The paper constructs SensY (12,801 prompts across domains), queries three LLMs, manually reviews 4,500 responses for adequacy on ethical/relational/contextual implications, and trains an automated sensitivity classifier. No equations, derivations, or parameter-fitting steps exist that reduce any claimed result to its inputs by construction. The central claim—that sensitivity serves as an early-warning—rests on direct empirical observation rather than self-definition, fitted-input renaming, or self-citation chains. The classifier is described as achieving robust performance on the released dataset without evidence of circular evaluation loops.

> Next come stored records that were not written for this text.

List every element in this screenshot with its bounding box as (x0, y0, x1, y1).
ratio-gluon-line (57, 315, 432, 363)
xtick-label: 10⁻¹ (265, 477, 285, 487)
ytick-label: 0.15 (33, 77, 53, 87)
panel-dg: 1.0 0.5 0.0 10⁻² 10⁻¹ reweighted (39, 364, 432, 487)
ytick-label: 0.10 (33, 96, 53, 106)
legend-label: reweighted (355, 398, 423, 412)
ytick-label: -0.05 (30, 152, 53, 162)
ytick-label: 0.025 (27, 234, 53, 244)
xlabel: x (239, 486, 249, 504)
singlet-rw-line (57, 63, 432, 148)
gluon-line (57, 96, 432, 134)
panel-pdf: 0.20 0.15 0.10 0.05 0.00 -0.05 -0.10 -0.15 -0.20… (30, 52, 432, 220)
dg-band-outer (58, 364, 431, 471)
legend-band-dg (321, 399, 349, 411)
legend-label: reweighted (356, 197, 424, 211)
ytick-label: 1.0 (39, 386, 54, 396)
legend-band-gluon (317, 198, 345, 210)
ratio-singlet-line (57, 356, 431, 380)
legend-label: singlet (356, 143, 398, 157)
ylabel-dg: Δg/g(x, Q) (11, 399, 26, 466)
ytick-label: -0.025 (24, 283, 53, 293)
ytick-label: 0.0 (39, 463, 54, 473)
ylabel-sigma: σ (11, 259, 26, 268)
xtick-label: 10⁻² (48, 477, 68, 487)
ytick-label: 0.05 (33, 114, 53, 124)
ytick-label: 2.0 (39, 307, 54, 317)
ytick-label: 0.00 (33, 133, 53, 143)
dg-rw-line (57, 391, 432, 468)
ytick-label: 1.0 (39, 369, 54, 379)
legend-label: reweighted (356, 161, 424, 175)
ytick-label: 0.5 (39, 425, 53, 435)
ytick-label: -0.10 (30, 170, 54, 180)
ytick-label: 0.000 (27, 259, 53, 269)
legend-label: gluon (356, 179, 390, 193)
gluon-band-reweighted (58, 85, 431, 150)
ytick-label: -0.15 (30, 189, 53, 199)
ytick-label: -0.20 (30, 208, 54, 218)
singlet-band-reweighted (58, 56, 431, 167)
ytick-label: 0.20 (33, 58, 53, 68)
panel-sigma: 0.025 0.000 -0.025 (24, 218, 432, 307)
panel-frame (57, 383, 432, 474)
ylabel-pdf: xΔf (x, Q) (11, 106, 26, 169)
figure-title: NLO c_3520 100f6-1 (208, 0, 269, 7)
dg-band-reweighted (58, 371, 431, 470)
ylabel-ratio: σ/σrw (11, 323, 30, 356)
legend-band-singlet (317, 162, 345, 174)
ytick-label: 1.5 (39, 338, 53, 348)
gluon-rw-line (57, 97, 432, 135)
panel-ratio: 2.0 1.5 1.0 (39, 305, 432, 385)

This is a standard empirical pipeline with no load-bearing self-referential reductions.

Axiom & Free-Parameter Ledger

0 free parameters · 2 axioms · 1 invented entities

The central claim rests on domain assumptions about LLM behavior and human judgment of adequacy rather than new mathematical entities or fitted parameters.

axioms (2)
  • domain assumption LLMs produce responses to sensitive content that can be factually correct yet inadequate in ethical or contextual dimensions
    Invoked to motivate the need for sensitivity-based evaluation and the manual analysis results.
  • domain assumption Human raters can consistently identify when responses fail to acknowledge ethical, relational, or contextual implications
    Underlies the manual analysis of 4,500 responses and the claim of frequent failures.
invented entities (1)
  • sensitive prompts no independent evidence
    purpose: New abstraction for anticipating fairness risks in LLMs
    Introduced as inputs more likely to elicit biased responses due to content sensitivity, distinct from inherently biased prompts.